Forest trail through old growth stand with sword fern understory and large conifer stems

Understory of an old-growth conifer stand showing the structural complexity created by fallen logs and diverse vascular plant cover. Source: Wikimedia Commons (CC BY-SA 3.0).

Colonnades: the lasting signature of nurse logs

As hemlock trees rooted on a nurse log grow, their root systems gradually surround and envelope the decaying log. When the log eventually collapses and disappears, a row of mature trees remains — their roots bridging the space where the log once lay, forming a structure called a colonnade. These rows of trees, elevated on arching root systems, are among the most recognisable features of old-growth hemlock stands in coastal BC valleys.

Colonnades are most prominent along creek corridors where large spruce or hemlock nurse logs aligned with the drainage channel created linear germination opportunities. The persistence of the colonnade pattern across centuries — long after the original log has fully decomposed — marks nurse log dynamics as a formative influence on stand structure.

Coarse woody debris volume and forest structure

Nurse logs represent one portion of the total coarse woody debris (CWD) pool in a forest stand. In old-growth coastal BC stands, the volume of CWD — including standing snags, fallen logs at all decay classes, and large root masses — can be substantial. This material constitutes habitat for cavity-nesting birds, amphibians, small mammals, and a broad range of invertebrates and fungi.

Second-growth stands managed for timber production typically have significantly lower CWD volumes than old-growth, both because of the shorter rotation periods (which reduce the time available for large logs to accumulate) and because of harvest practices that historically removed residual woody material from cutblocks. This reduction in CWD affects not only the nurse log pool but also the availability of the associated habitat structures throughout the stand.

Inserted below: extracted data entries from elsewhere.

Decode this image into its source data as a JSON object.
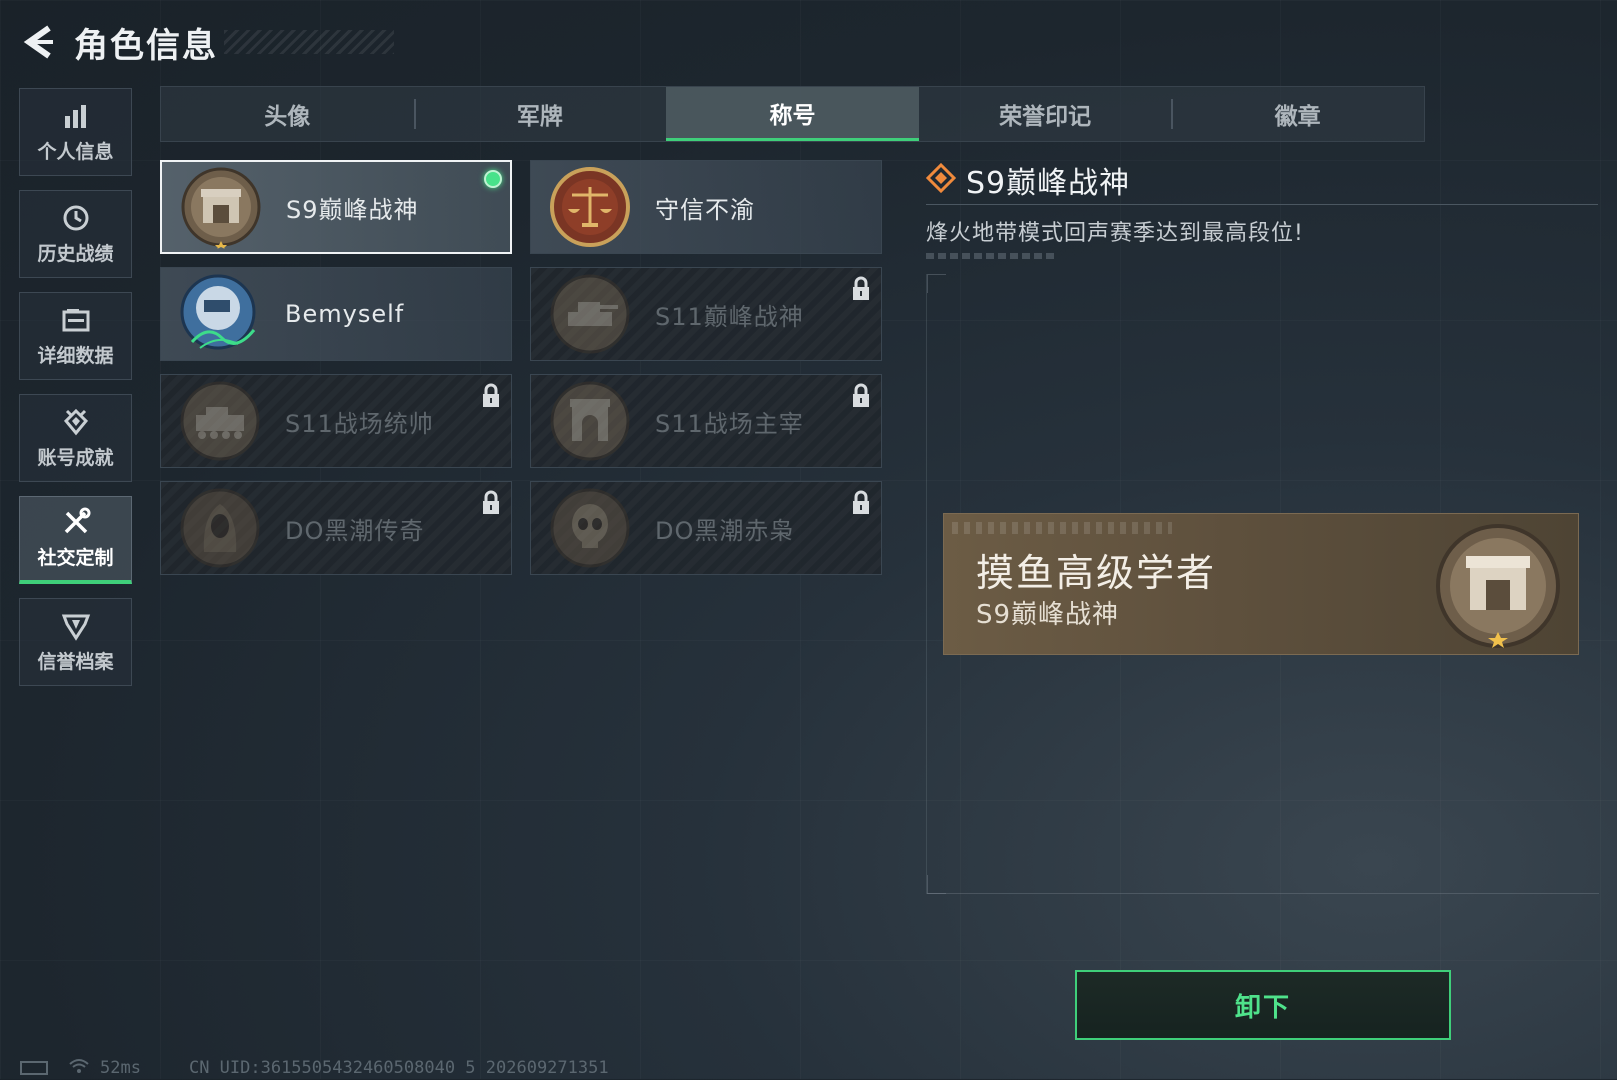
{
  "header": {
    "title": "角色信息",
    "back_icon": "chevron-left-icon"
  },
  "sidenav": {
    "items": [
      {
        "label": "个人信息",
        "icon": "bar-chart-icon",
        "active": false
      },
      {
        "label": "历史战绩",
        "icon": "history-clock-icon",
        "active": false
      },
      {
        "label": "详细数据",
        "icon": "folder-icon",
        "active": false
      },
      {
        "label": "账号成就",
        "icon": "achievement-icon",
        "active": false
      },
      {
        "label": "社交定制",
        "icon": "tools-icon",
        "active": true
      },
      {
        "label": "信誉档案",
        "icon": "credit-shield-icon",
        "active": false
      }
    ]
  },
  "tabs": [
    {
      "label": "头像",
      "active": false
    },
    {
      "label": "军牌",
      "active": false
    },
    {
      "label": "称号",
      "active": true
    },
    {
      "label": "荣誉印记",
      "active": false
    },
    {
      "label": "徽章",
      "active": false
    }
  ],
  "titles": [
    {
      "label": "S9巅峰战神",
      "emblem": "arch-laurel-emblem",
      "locked": false,
      "selected": true,
      "equipped": true
    },
    {
      "label": "守信不渝",
      "emblem": "scales-emblem",
      "locked": false,
      "selected": false,
      "equipped": false
    },
    {
      "label": "Bemyself",
      "emblem": "signature-emblem",
      "locked": false,
      "selected": false,
      "equipped": false
    },
    {
      "label": "S11巅峰战神",
      "emblem": "tank-laurel-emblem",
      "locked": true,
      "selected": false,
      "equipped": false
    },
    {
      "label": "S11战场统帅",
      "emblem": "apc-emblem",
      "locked": true,
      "selected": false,
      "equipped": false
    },
    {
      "label": "S11战场主宰",
      "emblem": "arch-emblem",
      "locked": true,
      "selected": false,
      "equipped": false
    },
    {
      "label": "DO黑潮传奇",
      "emblem": "hooded-figure-emblem",
      "locked": true,
      "selected": false,
      "equipped": false
    },
    {
      "label": "DO黑潮赤枭",
      "emblem": "skull-emblem",
      "locked": true,
      "selected": false,
      "equipped": false
    }
  ],
  "detail": {
    "title": "S9巅峰战神",
    "description": "烽火地带模式回声赛季达到最高段位!"
  },
  "nameplate": {
    "player_name": "摸鱼高级学者",
    "title": "S9巅峰战神"
  },
  "actions": {
    "unequip_label": "卸下"
  },
  "status": {
    "ping": "52ms",
    "uid": "CN UID:3615505432460508040 5 202609271351"
  },
  "colors": {
    "accent_green": "#3fcf7a",
    "equipped_dot": "#48e28a",
    "nameplate_bg": "#6c5c45"
  }
}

Sitka spruce regeneration on nurse logs

Sitka spruce (Picea sitchensis) also germinates on nurse logs, though less consistently than hemlock in closed-canopy conditions. Spruce is more commonly associated with exposed mineral soil germination on windthrow mounds, and its seedlings require more light than hemlock to survive beyond the first growing season. On nurse logs in partial shade, spruce seedlings tend to be outcompeted by hemlock over time. In forest edges, canopy gaps, and floodplain sites with higher light availability, spruce nurse log regeneration is more frequent.

A nurse log is not a passive substrate. It actively mediates moisture availability, competitive dynamics, and the spatial distribution of the next cohort of canopy trees across decades.